O Criado é capaz de se arrastar nu pelas ruelas de Mafamude e de Crestuma, roçando no empedrado os joelhos ensanguentados, e gritando num desespero de ansiedade para que o levem a sério: «O Palhaço é Deus!» E é. Para ele é. Deus criador de todo o minúsculo e enviezado mundo que ele conhece. Para o Criador, o Palhaço é o génio acima de todos os génios. Por ele está disposto a tudo, menos a um gesto decente.

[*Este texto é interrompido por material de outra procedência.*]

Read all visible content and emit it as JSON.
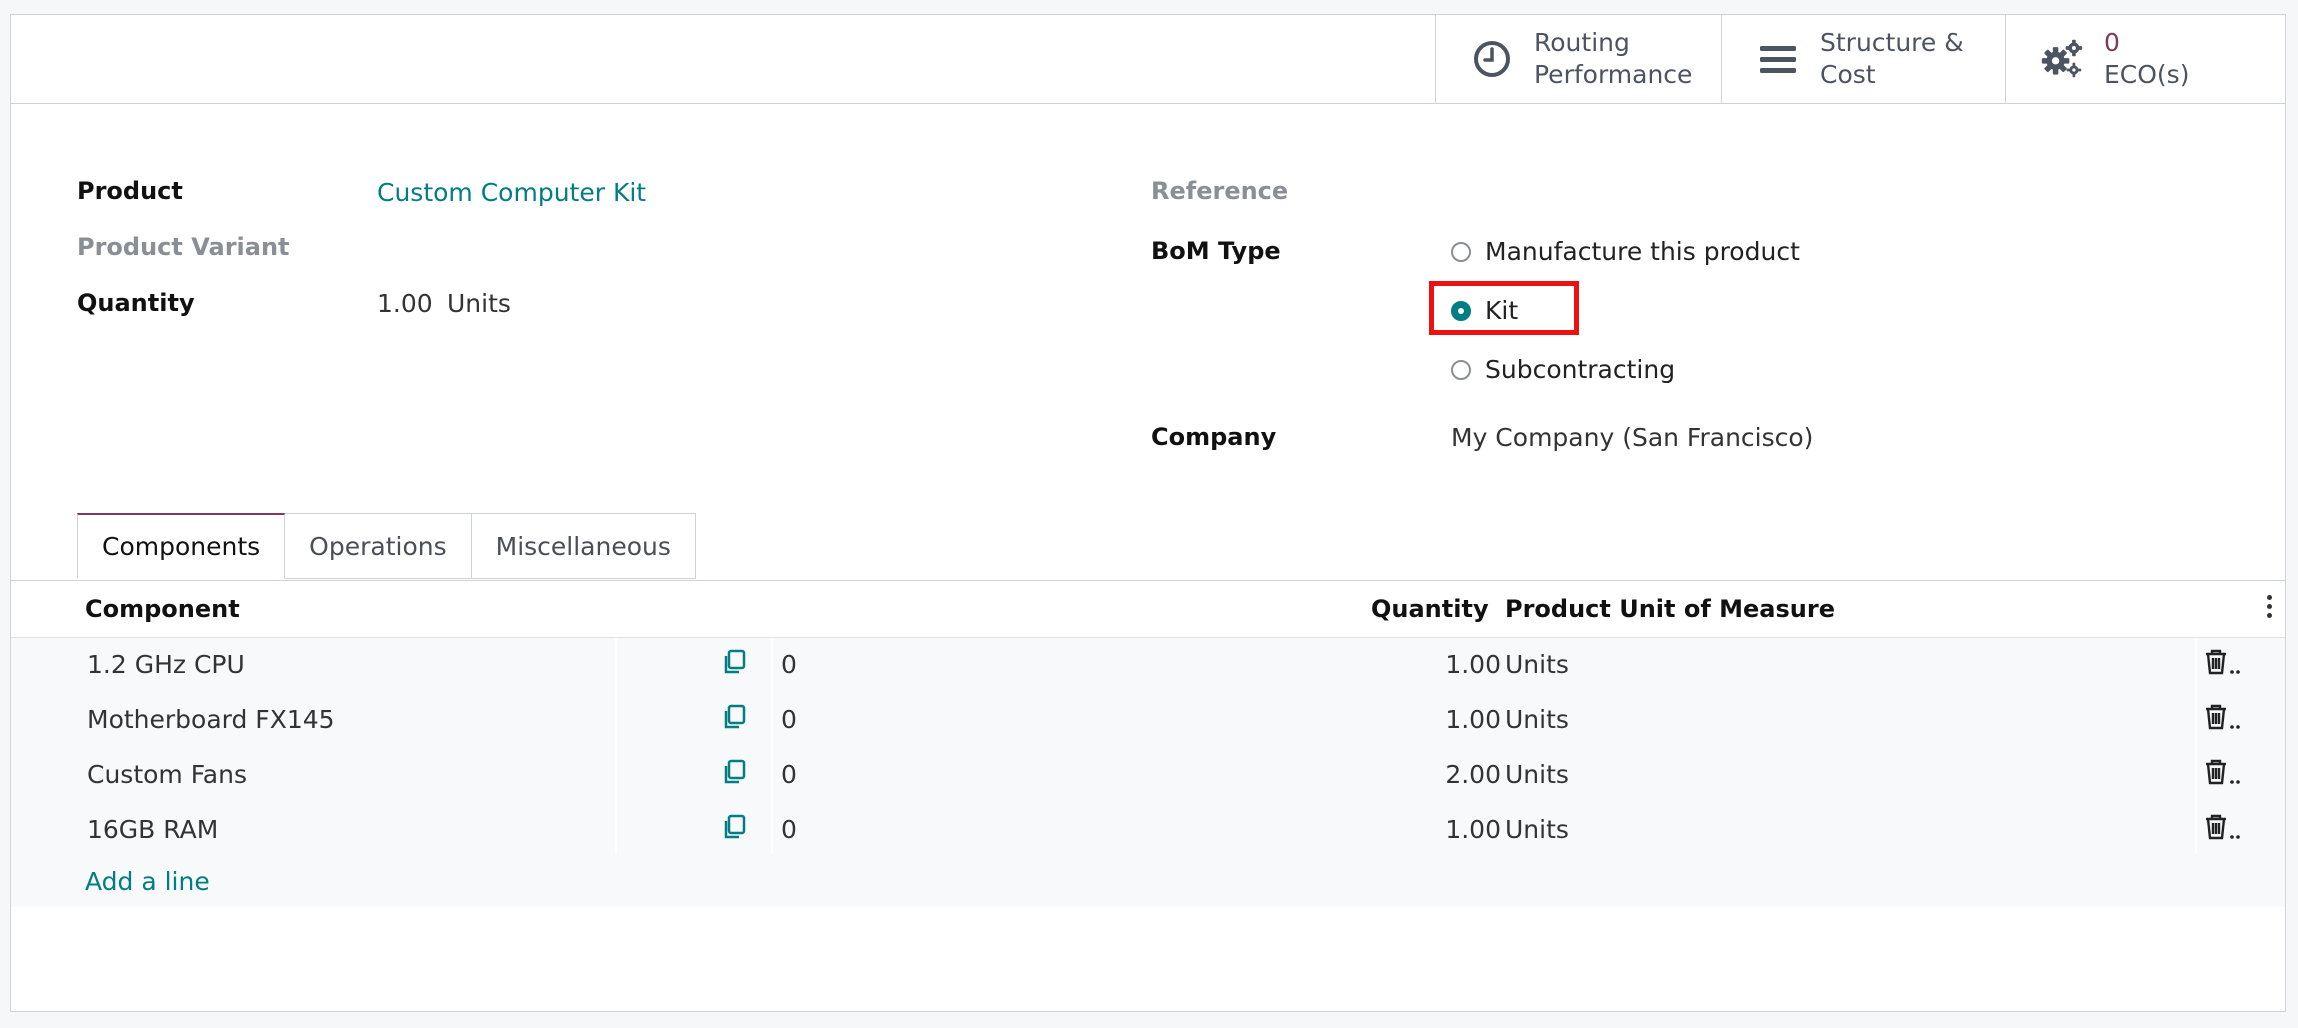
{
  "smart_buttons": {
    "routing": {
      "line1": "Routing",
      "line2": "Performance"
    },
    "structure": {
      "line1": "Structure &",
      "line2": "Cost"
    },
    "eco": {
      "count": "0",
      "label": "ECO(s)"
    }
  },
  "form": {
    "product_label": "Product",
    "product_value": "Custom Computer Kit",
    "variant_label": "Product Variant",
    "quantity_label": "Quantity",
    "quantity_value": "1.00",
    "quantity_uom": "Units",
    "reference_label": "Reference",
    "bom_type_label": "BoM Type",
    "bom_type_options": [
      "Manufacture this product",
      "Kit",
      "Subcontracting"
    ],
    "bom_type_selected": "Kit",
    "company_label": "Company",
    "company_value": "My Company (San Francisco)"
  },
  "tabs": [
    "Components",
    "Operations",
    "Miscellaneous"
  ],
  "table": {
    "headers": {
      "component": "Component",
      "quantity": "Quantity",
      "uom": "Product Unit of Measure"
    },
    "rows": [
      {
        "component": "1.2 GHz CPU",
        "count": "0",
        "quantity": "1.00",
        "uom": "Units"
      },
      {
        "component": "Motherboard FX145",
        "count": "0",
        "quantity": "1.00",
        "uom": "Units"
      },
      {
        "component": "Custom Fans",
        "count": "0",
        "quantity": "2.00",
        "uom": "Units"
      },
      {
        "component": "16GB RAM",
        "count": "0",
        "quantity": "1.00",
        "uom": "Units"
      }
    ],
    "add_line": "Add a line"
  },
  "colors": {
    "accent": "#017e84",
    "brand": "#7a3b5e",
    "highlight": "#ee1111"
  }
}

O Palhaço manda cuspir, ele cospe; o Palhaço manda vituperar, ele vitupera; o Palhaço manda escoicinhar, ele escoicinha. O Criador impacienta-se por ordens. A sua existência resume-se à vassalagem. É a ser espezinhado pelo Palhaço que o Criado se sente bem. Não quer ir para além da sua pequenez de verme. Quando, num túnel, pela milésima vez, ataca uma vítima desatenta com a boca cheia de palavrões e os cascos prontos para o coice, não pensa noutra coisa senão no reconhecimento do Palhaço. E, no recôndito do seu cérebro caliginoso, lembra-se: «Para a próxima venho de carro para o túnel. Posso atropelá-los como faz o Dono. É mesmo um génio!»"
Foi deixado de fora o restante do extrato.